Si le gouvernement agit ainsi, c’est pour aller vite, empêcher le débat démocratique face à une opinion publique qui, après des semaines de mobilisations, reste à plus de 70 % opposée à cette loi.

Si le gouvernement agit ainsi, c’est dans l’espoir d’étouffer les mobilisations en comptant sur l’esprit de fatalité né de politiques d’austérité permanentes, imposées par de multiples gouvernements, toujours au service des multinationales.

Si ce gouvernement agit ainsi, c’est parce qu’il est battu sur la bataille idéologique.
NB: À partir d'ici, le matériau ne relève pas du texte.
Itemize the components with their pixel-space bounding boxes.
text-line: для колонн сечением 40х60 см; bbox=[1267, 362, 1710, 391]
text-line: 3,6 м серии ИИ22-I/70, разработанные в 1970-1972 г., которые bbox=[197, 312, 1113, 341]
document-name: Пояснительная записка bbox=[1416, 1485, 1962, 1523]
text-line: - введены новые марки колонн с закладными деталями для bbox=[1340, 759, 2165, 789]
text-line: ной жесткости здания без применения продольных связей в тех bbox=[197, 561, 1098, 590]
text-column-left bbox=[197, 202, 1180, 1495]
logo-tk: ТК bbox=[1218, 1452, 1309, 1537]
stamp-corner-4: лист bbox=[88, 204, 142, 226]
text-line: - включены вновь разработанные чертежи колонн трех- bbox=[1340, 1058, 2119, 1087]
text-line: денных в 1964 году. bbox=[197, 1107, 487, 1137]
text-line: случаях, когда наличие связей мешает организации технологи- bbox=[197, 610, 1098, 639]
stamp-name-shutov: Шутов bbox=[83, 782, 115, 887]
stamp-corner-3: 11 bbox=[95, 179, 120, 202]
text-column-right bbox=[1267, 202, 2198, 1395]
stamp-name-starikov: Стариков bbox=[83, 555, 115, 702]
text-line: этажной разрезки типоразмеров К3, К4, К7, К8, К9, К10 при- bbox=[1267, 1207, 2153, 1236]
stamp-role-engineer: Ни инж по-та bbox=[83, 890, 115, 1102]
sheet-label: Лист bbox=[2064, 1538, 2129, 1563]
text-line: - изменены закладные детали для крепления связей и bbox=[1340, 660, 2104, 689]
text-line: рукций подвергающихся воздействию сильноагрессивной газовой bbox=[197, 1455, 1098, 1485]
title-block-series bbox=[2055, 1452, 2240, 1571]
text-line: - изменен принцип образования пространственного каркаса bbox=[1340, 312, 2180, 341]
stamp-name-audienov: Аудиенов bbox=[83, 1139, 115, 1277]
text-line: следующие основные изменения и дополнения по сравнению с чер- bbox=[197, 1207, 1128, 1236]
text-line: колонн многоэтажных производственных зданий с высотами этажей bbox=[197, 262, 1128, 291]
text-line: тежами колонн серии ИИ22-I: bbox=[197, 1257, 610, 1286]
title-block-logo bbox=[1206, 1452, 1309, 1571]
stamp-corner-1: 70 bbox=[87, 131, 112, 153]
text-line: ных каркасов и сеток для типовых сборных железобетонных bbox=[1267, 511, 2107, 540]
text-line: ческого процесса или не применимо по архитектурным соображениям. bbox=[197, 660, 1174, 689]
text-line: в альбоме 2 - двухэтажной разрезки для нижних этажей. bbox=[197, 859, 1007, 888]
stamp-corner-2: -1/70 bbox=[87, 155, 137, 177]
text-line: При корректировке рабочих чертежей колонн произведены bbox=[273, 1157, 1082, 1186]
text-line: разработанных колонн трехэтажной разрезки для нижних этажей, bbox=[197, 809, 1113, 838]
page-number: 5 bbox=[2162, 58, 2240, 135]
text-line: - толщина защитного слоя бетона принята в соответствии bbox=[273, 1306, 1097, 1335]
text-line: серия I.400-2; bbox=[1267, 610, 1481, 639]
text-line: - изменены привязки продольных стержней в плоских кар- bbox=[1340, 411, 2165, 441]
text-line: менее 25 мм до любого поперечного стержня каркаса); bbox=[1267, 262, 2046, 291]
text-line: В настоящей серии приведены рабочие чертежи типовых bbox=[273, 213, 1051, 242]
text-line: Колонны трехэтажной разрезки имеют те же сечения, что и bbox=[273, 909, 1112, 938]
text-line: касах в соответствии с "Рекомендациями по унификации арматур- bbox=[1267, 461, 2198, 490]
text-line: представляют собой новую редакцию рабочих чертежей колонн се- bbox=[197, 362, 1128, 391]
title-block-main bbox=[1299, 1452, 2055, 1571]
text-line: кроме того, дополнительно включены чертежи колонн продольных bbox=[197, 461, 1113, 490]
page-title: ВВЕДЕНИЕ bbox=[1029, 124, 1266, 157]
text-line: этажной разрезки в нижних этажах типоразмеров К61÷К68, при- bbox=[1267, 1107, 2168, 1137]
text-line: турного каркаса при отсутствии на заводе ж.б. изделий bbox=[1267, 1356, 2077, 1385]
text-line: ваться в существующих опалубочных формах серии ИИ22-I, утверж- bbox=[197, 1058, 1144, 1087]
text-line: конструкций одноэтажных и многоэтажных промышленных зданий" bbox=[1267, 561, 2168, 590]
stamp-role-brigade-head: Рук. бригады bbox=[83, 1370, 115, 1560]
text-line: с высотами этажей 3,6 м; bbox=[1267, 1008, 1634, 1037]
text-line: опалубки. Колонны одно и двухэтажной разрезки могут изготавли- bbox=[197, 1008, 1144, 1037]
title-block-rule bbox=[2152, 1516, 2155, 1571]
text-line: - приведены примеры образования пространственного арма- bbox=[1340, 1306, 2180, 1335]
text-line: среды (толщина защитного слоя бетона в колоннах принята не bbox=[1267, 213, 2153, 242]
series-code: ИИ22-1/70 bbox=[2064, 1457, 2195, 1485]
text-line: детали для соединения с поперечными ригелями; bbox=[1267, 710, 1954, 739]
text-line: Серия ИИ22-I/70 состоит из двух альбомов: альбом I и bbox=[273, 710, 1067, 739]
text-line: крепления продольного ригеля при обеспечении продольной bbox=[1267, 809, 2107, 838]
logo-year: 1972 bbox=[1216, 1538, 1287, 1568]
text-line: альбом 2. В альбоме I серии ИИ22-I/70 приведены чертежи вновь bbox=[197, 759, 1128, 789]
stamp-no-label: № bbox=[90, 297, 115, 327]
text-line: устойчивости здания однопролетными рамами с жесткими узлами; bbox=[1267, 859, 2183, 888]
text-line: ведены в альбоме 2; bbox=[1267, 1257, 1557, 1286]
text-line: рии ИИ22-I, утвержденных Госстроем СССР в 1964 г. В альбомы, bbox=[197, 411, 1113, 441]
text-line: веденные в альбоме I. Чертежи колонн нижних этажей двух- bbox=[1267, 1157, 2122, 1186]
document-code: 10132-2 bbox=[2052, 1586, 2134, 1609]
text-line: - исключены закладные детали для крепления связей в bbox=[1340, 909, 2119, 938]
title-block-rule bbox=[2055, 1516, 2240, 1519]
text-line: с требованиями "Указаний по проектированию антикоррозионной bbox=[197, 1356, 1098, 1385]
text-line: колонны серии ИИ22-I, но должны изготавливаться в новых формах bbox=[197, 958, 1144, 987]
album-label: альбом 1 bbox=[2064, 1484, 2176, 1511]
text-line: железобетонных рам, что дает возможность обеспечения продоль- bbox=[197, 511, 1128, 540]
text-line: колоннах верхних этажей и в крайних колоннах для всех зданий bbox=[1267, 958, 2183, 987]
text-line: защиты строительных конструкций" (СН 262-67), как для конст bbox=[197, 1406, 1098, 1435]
Question : les députés à l’écoute du peuple oseront-ils faire tomber ce gouvernement indigne ?

Nous ne laisserons pas faire : comme hier avec le CPE, ce n’est ni un vote, ni un 49-3 qui fera taire la voix de la démocratie, des salariés, de leurs fa- milles, des futures générations à l’avenir sacrifié.
Les mobilisations doivent s’élargir dans l’entreprise avec grèves massives et manifestations.
Si cette loi sert le patronat, il faut taper le patronat dans ses tiroirs-caisses, dans ses profits réalisés par le seul travail des salariés.
Avec le passage en force du 49-3, la question de durcir le rapport de forces est posée.

BLOQUONS la production des richesses de notre travail : ARRÊT de toute fabrication et BLOCAGE des livraisons de marchandises dans toutes nos usines, c’est le mot d’ordre à porter partout : RETRAIT de la loi et NÉGOCIATIONS pour des droits de progrès social générateur de développement économique, exigence préalable pour la reprise du travail.

DANS CHAQUE ENTREPRISE, ORGANISONS LA GRÈVE SUR CES ENJEUX ; DÉCIDONS DES REVENDICATIONS POUR AMÉLIORER NOS DROITS ET LIBERTÉS, POUR LES SALAIRES, LA RÉDUCTION DU TEMPS DE TRAVAIL À 32 HEURES/ SEMAINE, ETC…

VENDREDI 13 MAI, LES SYNDICATS CGT DU PETROLE METTRONT A L’ORDRE DU JOUR LA GREVE RECONDUCTIBLE DANS LE RAFFINAGE A COMPTER DU 17 MAI.
DEMAIN 12 MAI, L’ACTION DOIT ÊTRE MASSIVE : ORGANISONS-LA RAPIDEMENT.